Miku Hatsune 4 President! oder Wäre ein virtueller Politiker eine so schlechte Idee?

Für den Start erstmal ein Video das mir diese Frage aufoktroniert hat:

Hier stellt Mike Rugnetta die Frage in wie weit Miku Hatsune authentischer ist als Lana Del Rey. Gegen Ende poppt kurz die Frage auf was als nächstes folgen würde: Miku 4 President?

Und ich finde: Ja! Das sollte definitiv als nächstes kommen. Don’t get me wrong, nicht direkt Miku, sondern eine virtuelle Identität die sozusagen für die Personen steht die verantwortlich sind für eben diese. Sehen wir uns einmal unseren journalistisch-politischen Alltag an: Wir haben Politiker die ja auch nur Menschen sind und durch Massenmedien und Journalisten werden deren Schwächen, Verfehlungen oder auch nur Liebeleien ins Rampenlicht gezerrt um unsere Lust auf was-auch-immer zu stillen (Vielfältig sind die Theorien und fast schon Glauben warum und wieso wir “Berühmtheiten” so gerne scheitern sehen oder “auf unser Level” herunterholen wollen, aber dies ist ein anderes Thema).

Gleichzeitig entwickelt eine kleine, jedoch immer größer werdende, Partei ein System namens “Liquid Democracy” um uns, die Wähler und Bürger, aktiver und basisdemokratischer in aktuelle politische Entscheidungen einzubeziehen.
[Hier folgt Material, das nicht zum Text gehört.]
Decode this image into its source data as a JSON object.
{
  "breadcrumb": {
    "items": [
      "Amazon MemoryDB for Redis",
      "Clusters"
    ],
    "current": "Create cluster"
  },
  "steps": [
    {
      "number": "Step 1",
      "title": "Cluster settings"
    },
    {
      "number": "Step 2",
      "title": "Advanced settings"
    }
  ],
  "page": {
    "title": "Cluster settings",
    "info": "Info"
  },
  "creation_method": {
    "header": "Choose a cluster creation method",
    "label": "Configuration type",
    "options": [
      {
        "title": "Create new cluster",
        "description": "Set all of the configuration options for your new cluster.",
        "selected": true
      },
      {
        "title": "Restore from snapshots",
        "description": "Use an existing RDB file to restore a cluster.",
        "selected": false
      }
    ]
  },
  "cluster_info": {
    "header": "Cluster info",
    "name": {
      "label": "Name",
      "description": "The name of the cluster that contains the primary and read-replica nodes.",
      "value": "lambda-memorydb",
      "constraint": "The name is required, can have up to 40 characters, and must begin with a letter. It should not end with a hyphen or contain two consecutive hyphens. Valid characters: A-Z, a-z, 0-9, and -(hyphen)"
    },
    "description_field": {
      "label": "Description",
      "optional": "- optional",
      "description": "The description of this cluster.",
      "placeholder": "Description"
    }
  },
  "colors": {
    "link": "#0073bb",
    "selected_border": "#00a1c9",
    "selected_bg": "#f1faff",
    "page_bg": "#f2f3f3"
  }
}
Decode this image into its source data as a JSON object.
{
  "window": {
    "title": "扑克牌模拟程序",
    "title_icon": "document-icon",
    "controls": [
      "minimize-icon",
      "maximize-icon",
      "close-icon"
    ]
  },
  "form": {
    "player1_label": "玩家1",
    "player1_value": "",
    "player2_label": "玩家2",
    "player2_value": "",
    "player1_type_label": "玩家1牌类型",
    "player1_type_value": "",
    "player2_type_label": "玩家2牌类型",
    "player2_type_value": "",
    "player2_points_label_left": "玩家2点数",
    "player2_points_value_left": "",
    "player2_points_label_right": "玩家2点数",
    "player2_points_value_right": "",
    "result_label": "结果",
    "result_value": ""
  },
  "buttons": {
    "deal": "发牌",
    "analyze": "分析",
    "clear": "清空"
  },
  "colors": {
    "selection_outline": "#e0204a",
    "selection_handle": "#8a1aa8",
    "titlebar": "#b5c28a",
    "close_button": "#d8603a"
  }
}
Dennoch sehe ich unter ihnen, jetzt rein subjektiv ohne viel Recherche, kaum einen guten Bundeskanzler oder Repräsentant mit der von vielen, so scheint mir, geforderten “Reife” und Charakterstärke. Und es sind wieder “nur” Individuen und daher auch Menschen, mit Schwächen und Verfehlungen.

Was wäre nun, wenn wir oder eben unsere Vertreter, die Parteien, jede einen virtuellen Kandidaten hätten, einzig definiert durch die Stimmen der Wähler und Parteien. Oder nicht einmal mehr Wahlen in diesem Sinne, sondern ein Liquid Democracy gestützten Kanzler als rein virtuelles Modell dessen Verhalten, Aussehen und Meinung von uns allen besimmt wird? Dieser würde niemals durch menschliche Verfehlungen wie einen Seitensprung mit der Sekretärin negativ in die Schlagzeilen kommen, wodurch die mitunter sehr gute politische Richtung scheitert und ein vielleicht schlechterer Gegner den Vorteil bekommt, rein durch emotionale Motivation seitens der Wähler?

In der Zeit stellte Nina Pauer bei einem Artikel folgende Frage:

Repräsentiert Christopher [Lauer] einen ganz neuen Typus Politiker, jemand, der keine Idee mehr haben muss, keinen Inhalt, nur eine Methode, eine Sammelstelle für Einzelfragen bietet, in die sich jeder je nach Kompetenz einbringen soll? – http://www.zeit.de/2012/30/Piraten-Partei/

Aber gehen wir einmal kurz zurück zur vorhin erwähnten Partei: sollte vllt. diese nicht einfach einen virtuellen Kandidaten, ein Hologram, in den Wahlkampf schicken? Ortsunabhängig, usergestützt (und das Gesicht von Anon)?

Einfach mal so als Gedanke in den Raum gestellt. Was denkt ihr?